Description
In the vote thread for Avro 1.8.0-rc2, busbey noticed that phunt's avro-rpc-quickstart fails:
busbey$ ruby sample_ipc_client.rb avro_user pat Hello_World Avro::IO::AvroTypeError: The datum "\x89\xA9\xD1\xFF@NUm\xEA\x9A\xFB\xDAx\xF5Zq" is not an example of schema {"type":"fixed","name":"MD5","namespace":"org.apache.avro.ipc","size":16} write_data at /Users/busbey/.rvm/gems/jruby-1.7.3/gems/avro-1.8.0/lib/avro/io.rb:543 write_record at /Users/busbey/.rvm/gems/jruby-1.7.3/gems/avro-1.8.0/lib/avro/io.rb:610 each at org/jruby/RubyArray.java:1613 write_record at /Users/busbey/.rvm/gems/jruby-1.7.3/gems/avro-1.8.0/lib/avro/io.rb:609 write_data at /Users/busbey/.rvm/gems/jruby-1.7.3/gems/avro-1.8.0/lib/avro/io.rb:561 write at /Users/busbey/.rvm/gems/jruby-1.7.3/gems/avro-1.8.0/lib/avro/io.rb:538 write_handshake_request at /Users/busbey/.rvm/gems/jruby-1.7.3/gems/avro-1.8.0/lib/avro/ipc.rb:136 request at /Users/busbey/.rvm/gems/jruby-1.7.3/gems/avro-1.8.0/lib/avro/ipc.rb:105 request at /Users/busbey/.rvm/gems/jruby-1.7.3/gems/avro-1.8.0/lib/avro/ipc.rb:117 (root) at sample_ipc_client.rb:49
I tried reproducing the error, and it is quite strange. avro-rpc-quickstart works fine for me in Ruby (MRI) 2.2 and 2.1, and in JRuby 1.7.23. However, busbey was using JRuby 1.7.3 (as visible from the path names above), and in this particular version of JRuby I was able to reproduce the issue.

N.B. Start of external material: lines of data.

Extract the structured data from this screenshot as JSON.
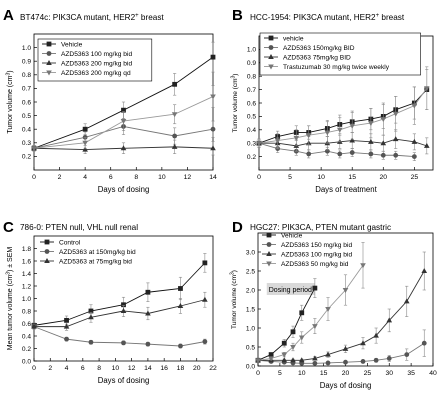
{
  "chart_data": [
    {
      "type": "line",
      "panel_letter": "A",
      "title": "BT474c: PIK3CA mutant, HER2+ breast",
      "title_sup": "+",
      "xlabel": "Days of dosing",
      "ylabel": "Tumor volume (cm3)",
      "xlim": [
        0,
        14
      ],
      "ylim": [
        0.1,
        1.1
      ],
      "xticks": [
        0,
        2,
        4,
        6,
        8,
        10,
        12,
        14
      ],
      "yticks": [
        0.2,
        0.3,
        0.4,
        0.5,
        0.6,
        0.7,
        0.8,
        0.9,
        1.0
      ],
      "legend_position": "top-left",
      "series": [
        {
          "name": "Vehicle",
          "marker": "square",
          "x": [
            0,
            4,
            7,
            11,
            14
          ],
          "y": [
            0.26,
            0.4,
            0.54,
            0.73,
            0.93
          ],
          "err": [
            0.02,
            0.04,
            0.06,
            0.08,
            0.11
          ]
        },
        {
          "name": "AZD5363  100 mg/kg bid",
          "marker": "circle",
          "x": [
            0,
            4,
            7,
            11,
            14
          ],
          "y": [
            0.26,
            0.34,
            0.42,
            0.35,
            0.4
          ],
          "err": [
            0.02,
            0.04,
            0.06,
            0.06,
            0.06
          ]
        },
        {
          "name": "AZD5363  200 mg/kg bid",
          "marker": "triangle-up",
          "x": [
            0,
            4,
            7,
            11,
            14
          ],
          "y": [
            0.26,
            0.25,
            0.26,
            0.27,
            0.26
          ],
          "err": [
            0.02,
            0.03,
            0.04,
            0.05,
            0.05
          ]
        },
        {
          "name": "AZD5363  200 mg/kg qd",
          "marker": "triangle-down",
          "x": [
            0,
            4,
            7,
            11,
            14
          ],
          "y": [
            0.26,
            0.3,
            0.46,
            0.51,
            0.64
          ],
          "err": [
            0.02,
            0.04,
            0.07,
            0.07,
            0.08
          ]
        }
      ]
    },
    {
      "type": "line",
      "panel_letter": "B",
      "title": "HCC-1954: PIK3CA mutant, HER2+ breast",
      "title_sup": "+",
      "xlabel": "Days of treatment",
      "ylabel": "Tumor volume (cm3)",
      "xlim": [
        0,
        28
      ],
      "ylim": [
        0.1,
        1.1
      ],
      "xticks": [
        0,
        5,
        10,
        15,
        20,
        25
      ],
      "yticks": [
        0.2,
        0.3,
        0.4,
        0.5,
        0.6,
        0.7,
        0.8,
        0.9,
        1.0
      ],
      "legend_position": "top-left",
      "series": [
        {
          "name": "vehicle",
          "marker": "square",
          "x": [
            0,
            3,
            6,
            8,
            11,
            13,
            15,
            18,
            20,
            22,
            25,
            27
          ],
          "y": [
            0.3,
            0.35,
            0.38,
            0.38,
            0.41,
            0.44,
            0.46,
            0.48,
            0.5,
            0.55,
            0.6,
            0.7
          ],
          "err": [
            0.03,
            0.04,
            0.05,
            0.05,
            0.06,
            0.07,
            0.08,
            0.08,
            0.09,
            0.1,
            0.12,
            0.15
          ]
        },
        {
          "name": "AZD5363 150mg/kg BID",
          "marker": "circle",
          "x": [
            0,
            3,
            6,
            8,
            11,
            13,
            15,
            18,
            20,
            22,
            25
          ],
          "y": [
            0.3,
            0.26,
            0.24,
            0.22,
            0.24,
            0.22,
            0.23,
            0.22,
            0.21,
            0.21,
            0.2
          ],
          "err": [
            0.03,
            0.03,
            0.03,
            0.03,
            0.03,
            0.03,
            0.03,
            0.03,
            0.03,
            0.03,
            0.03
          ]
        },
        {
          "name": "AZD5363 75mg/kg BID",
          "marker": "triangle-up",
          "x": [
            0,
            3,
            6,
            8,
            11,
            13,
            15,
            18,
            20,
            22,
            25,
            27
          ],
          "y": [
            0.3,
            0.3,
            0.28,
            0.3,
            0.3,
            0.31,
            0.32,
            0.31,
            0.3,
            0.33,
            0.31,
            0.28
          ],
          "err": [
            0.03,
            0.04,
            0.04,
            0.05,
            0.05,
            0.05,
            0.06,
            0.06,
            0.06,
            0.07,
            0.06,
            0.06
          ]
        },
        {
          "name": "Trastuzumab  30 mg/kg twice weekly",
          "marker": "triangle-down",
          "x": [
            0,
            3,
            6,
            8,
            11,
            13,
            15,
            18,
            20,
            22,
            25,
            27
          ],
          "y": [
            0.3,
            0.32,
            0.34,
            0.36,
            0.38,
            0.4,
            0.43,
            0.45,
            0.48,
            0.52,
            0.58,
            0.71
          ],
          "err": [
            0.03,
            0.05,
            0.06,
            0.07,
            0.08,
            0.09,
            0.1,
            0.11,
            0.12,
            0.13,
            0.14,
            0.16
          ]
        }
      ]
    },
    {
      "type": "line",
      "panel_letter": "C",
      "title": "786-0:  PTEN null, VHL null renal",
      "xlabel": "Days of dosing",
      "ylabel": "Mean tumor volume (cm3) ± SEM",
      "xlim": [
        0,
        22
      ],
      "ylim": [
        0,
        2.0
      ],
      "xticks": [
        0,
        2,
        4,
        6,
        8,
        10,
        12,
        14,
        16,
        18,
        20,
        22
      ],
      "yticks": [
        0.0,
        0.2,
        0.4,
        0.6,
        0.8,
        1.0,
        1.2,
        1.4,
        1.6,
        1.8
      ],
      "legend_position": "top-left",
      "series": [
        {
          "name": "Control",
          "marker": "square",
          "x": [
            0,
            4,
            7,
            11,
            14,
            18,
            21
          ],
          "y": [
            0.57,
            0.65,
            0.8,
            0.9,
            1.1,
            1.16,
            1.57
          ],
          "err": [
            0.04,
            0.07,
            0.1,
            0.12,
            0.15,
            0.18,
            0.15
          ]
        },
        {
          "name": "AZD5363 at 150mg/kg bid",
          "marker": "circle",
          "x": [
            0,
            4,
            7,
            11,
            14,
            18,
            21
          ],
          "y": [
            0.55,
            0.35,
            0.3,
            0.29,
            0.27,
            0.24,
            0.31
          ],
          "err": [
            0.04,
            0.03,
            0.03,
            0.03,
            0.03,
            0.03,
            0.04
          ]
        },
        {
          "name": "AZD5363 at 75mg/kg bid",
          "marker": "triangle-up",
          "x": [
            0,
            4,
            7,
            11,
            14,
            18,
            21
          ],
          "y": [
            0.55,
            0.55,
            0.7,
            0.8,
            0.76,
            0.88,
            0.98
          ],
          "err": [
            0.04,
            0.06,
            0.08,
            0.09,
            0.1,
            0.12,
            0.12
          ]
        }
      ]
    },
    {
      "type": "line",
      "panel_letter": "D",
      "title": "HGC27: PIK3CA, PTEN mutant gastric",
      "xlabel": "Days of dosing",
      "ylabel": "Tumor volume (cm3)",
      "xlim": [
        0,
        40
      ],
      "ylim": [
        0,
        3.5
      ],
      "xticks": [
        0,
        5,
        10,
        15,
        20,
        25,
        30,
        35,
        40
      ],
      "yticks": [
        0.0,
        0.5,
        1.0,
        1.5,
        2.0,
        2.5,
        3.0
      ],
      "legend_position": "top-left",
      "annotation": "Dosing period",
      "annotation_range": [
        2,
        13
      ],
      "series": [
        {
          "name": "Vehicle",
          "marker": "square",
          "x": [
            0,
            3,
            6,
            8,
            10,
            13
          ],
          "y": [
            0.15,
            0.3,
            0.6,
            0.9,
            1.4,
            2.05
          ],
          "err": [
            0.02,
            0.05,
            0.1,
            0.15,
            0.2,
            0.25
          ]
        },
        {
          "name": "AZD5363  150 mg/kg bid",
          "marker": "circle",
          "x": [
            0,
            3,
            6,
            8,
            10,
            13,
            16,
            20,
            24,
            27,
            30,
            34,
            38
          ],
          "y": [
            0.15,
            0.12,
            0.1,
            0.08,
            0.07,
            0.07,
            0.08,
            0.1,
            0.12,
            0.15,
            0.2,
            0.3,
            0.6
          ],
          "err": [
            0.02,
            0.02,
            0.02,
            0.02,
            0.02,
            0.02,
            0.02,
            0.03,
            0.03,
            0.05,
            0.08,
            0.15,
            0.35
          ]
        },
        {
          "name": "AZD5363  100 mg/kg bid",
          "marker": "triangle-up",
          "x": [
            0,
            3,
            6,
            8,
            10,
            13,
            16,
            20,
            24,
            27,
            30,
            34,
            38
          ],
          "y": [
            0.15,
            0.15,
            0.15,
            0.15,
            0.15,
            0.2,
            0.3,
            0.45,
            0.6,
            0.8,
            1.2,
            1.7,
            2.5
          ],
          "err": [
            0.02,
            0.02,
            0.03,
            0.03,
            0.03,
            0.05,
            0.07,
            0.1,
            0.15,
            0.2,
            0.3,
            0.4,
            0.5
          ]
        },
        {
          "name": "AZD5363  50 mg/kg bid",
          "marker": "triangle-down",
          "x": [
            0,
            3,
            6,
            8,
            10,
            13,
            16,
            20,
            24
          ],
          "y": [
            0.15,
            0.2,
            0.3,
            0.5,
            0.75,
            1.05,
            1.5,
            2.0,
            2.65
          ],
          "err": [
            0.02,
            0.04,
            0.06,
            0.1,
            0.15,
            0.2,
            0.3,
            0.4,
            0.6
          ]
        }
      ]
    }
  ]
}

It seems that in some circumstances (but not always, bizarrely), JRuby 1.7.3 returns a UTF-8 encoded string from Digest::MD5.digest, rather than a binary-encoded string. Schema.validate checks that the string is suitable for writing as datum for a fixed type by calling #size. In this case, although the MD5 digest of the schema is a 16-byte string, if you interpret it as a UTF-8 encoded string, it consists of only 13 characters (i.e. some sequences are interpreted as multibyte characters).
Rather than trying to divine why JRuby is being weird here, I think this is an opportunity to fix Avro's handling of strings to make it robust against unexpected encodings.